I stared in disbelief as the horror was complete, and I grabbed the phone.
'Marino, I think you'd better get over here,' I said in a scared tone.
'What's wrong?' he said, alarmed.
'There's something here you need to see.'
'Are you okay?'
'I don't know.'
'Sit tight, Doc.' He took charge. 'I'm coming.'
I printed the file and saved it on my A drive, fearful it would somehow vanish before my eyes. While I waited for Marino, I dimmed the lights in my office to make details and colors brighter. My mind ran in a terrible loop as I stared at the butchery, the blood forming a vile portrait that for me, ordinarily, wasn't rare. Other physicians, scientists, lawyers and law enforcement officers frequently sent me photographs like this over the Internet. Routinely, I was asked, via e-mail, to examine crime scenes, organs, wounds, diagrams, even animated reconstructions of cases about to go to court.
This photograph could easily have been one sent by a detective, a colleague. It could have come from a Commonwealth's Attorney or CASKU. But there was one thing obviously wrong. So far we had no crime scene in this case, only a landfill where the victim had been dumped, and the trash and tattered bag that had been around her. Only the killer or someone else involved in the crime could have sent this file to me. Fifteen minutes later, at almost midnight, my doorbell rang, and I jumped out of my chair. I ran down the hall to let Marino in.

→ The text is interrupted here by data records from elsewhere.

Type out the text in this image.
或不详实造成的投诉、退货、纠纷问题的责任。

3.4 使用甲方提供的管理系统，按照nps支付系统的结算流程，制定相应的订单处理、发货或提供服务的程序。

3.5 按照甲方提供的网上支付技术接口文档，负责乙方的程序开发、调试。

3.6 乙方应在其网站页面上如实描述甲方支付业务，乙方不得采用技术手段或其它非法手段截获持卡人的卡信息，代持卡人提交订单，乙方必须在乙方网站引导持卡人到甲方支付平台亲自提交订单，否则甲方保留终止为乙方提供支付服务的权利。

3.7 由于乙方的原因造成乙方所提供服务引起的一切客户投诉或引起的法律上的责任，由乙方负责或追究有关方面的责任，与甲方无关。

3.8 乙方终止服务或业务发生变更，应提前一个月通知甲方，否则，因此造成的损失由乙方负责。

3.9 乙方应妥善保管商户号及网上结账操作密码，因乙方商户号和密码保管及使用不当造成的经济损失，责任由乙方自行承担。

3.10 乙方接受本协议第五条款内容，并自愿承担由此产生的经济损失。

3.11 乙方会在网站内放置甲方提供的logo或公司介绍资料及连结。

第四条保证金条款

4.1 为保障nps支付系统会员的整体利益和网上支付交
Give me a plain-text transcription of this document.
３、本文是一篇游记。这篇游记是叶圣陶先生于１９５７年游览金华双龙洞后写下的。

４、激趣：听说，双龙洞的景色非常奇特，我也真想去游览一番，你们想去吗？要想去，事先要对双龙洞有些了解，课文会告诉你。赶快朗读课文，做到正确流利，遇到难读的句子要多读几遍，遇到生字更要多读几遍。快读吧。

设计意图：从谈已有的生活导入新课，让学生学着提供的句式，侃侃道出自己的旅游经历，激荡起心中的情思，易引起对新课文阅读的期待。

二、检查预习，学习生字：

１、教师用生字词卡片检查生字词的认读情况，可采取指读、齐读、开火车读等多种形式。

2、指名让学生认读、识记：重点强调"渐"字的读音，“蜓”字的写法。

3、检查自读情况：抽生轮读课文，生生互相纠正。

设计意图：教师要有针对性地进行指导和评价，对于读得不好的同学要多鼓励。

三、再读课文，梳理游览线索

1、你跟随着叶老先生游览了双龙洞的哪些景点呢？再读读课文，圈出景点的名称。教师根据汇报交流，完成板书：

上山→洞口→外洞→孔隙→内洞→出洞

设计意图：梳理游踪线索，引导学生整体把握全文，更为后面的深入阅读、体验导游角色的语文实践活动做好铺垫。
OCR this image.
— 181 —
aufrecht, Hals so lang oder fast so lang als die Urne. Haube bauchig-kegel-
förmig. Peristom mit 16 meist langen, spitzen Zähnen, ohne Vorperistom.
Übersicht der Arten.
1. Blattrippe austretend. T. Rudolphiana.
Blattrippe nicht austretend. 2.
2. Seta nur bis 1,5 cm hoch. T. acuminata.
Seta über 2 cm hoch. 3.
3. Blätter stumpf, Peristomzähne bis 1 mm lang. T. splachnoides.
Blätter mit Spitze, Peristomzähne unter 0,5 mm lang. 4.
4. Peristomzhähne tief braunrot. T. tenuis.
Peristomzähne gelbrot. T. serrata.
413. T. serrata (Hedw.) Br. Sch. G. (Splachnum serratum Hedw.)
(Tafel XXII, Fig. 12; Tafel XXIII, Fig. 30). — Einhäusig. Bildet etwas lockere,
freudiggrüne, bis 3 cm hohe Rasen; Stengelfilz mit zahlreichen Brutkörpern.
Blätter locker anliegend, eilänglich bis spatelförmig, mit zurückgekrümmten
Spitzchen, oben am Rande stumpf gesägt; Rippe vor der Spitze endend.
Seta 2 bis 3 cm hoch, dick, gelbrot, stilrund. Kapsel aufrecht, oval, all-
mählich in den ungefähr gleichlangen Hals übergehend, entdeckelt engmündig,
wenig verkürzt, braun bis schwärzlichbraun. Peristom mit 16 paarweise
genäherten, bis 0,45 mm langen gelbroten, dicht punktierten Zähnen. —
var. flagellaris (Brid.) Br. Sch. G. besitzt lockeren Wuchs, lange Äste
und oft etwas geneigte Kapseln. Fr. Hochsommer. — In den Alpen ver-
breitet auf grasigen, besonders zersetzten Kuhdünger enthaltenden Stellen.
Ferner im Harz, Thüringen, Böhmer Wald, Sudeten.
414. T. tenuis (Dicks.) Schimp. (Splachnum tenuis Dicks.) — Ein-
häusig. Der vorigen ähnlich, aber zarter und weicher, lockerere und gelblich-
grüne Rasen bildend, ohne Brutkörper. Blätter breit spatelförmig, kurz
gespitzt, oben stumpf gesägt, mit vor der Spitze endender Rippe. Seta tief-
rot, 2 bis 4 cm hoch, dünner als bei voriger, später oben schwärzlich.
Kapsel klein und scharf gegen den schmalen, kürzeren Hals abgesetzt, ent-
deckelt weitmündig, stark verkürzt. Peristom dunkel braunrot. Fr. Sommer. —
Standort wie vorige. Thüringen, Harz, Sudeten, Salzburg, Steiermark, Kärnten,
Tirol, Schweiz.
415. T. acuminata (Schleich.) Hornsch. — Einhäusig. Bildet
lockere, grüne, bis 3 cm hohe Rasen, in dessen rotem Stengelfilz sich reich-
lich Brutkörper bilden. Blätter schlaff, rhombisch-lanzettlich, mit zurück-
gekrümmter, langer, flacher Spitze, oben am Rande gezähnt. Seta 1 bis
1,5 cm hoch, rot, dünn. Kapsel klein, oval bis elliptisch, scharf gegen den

'What the hell is it now?' he said right off.
He was sweating in a gray Richmond police tee shirt that was tight over his big body and gut, and baggy shorts and athletic shoes with tube socks pulled up to his calves. I smelled stale sweat and cigarettes.
'Come on,' I said.
He followed me down the hall into my office, and when he saw what was on the computer screen, he sat in my chair, scowling as he stared.
'Is this what the shit I think it is?' he said.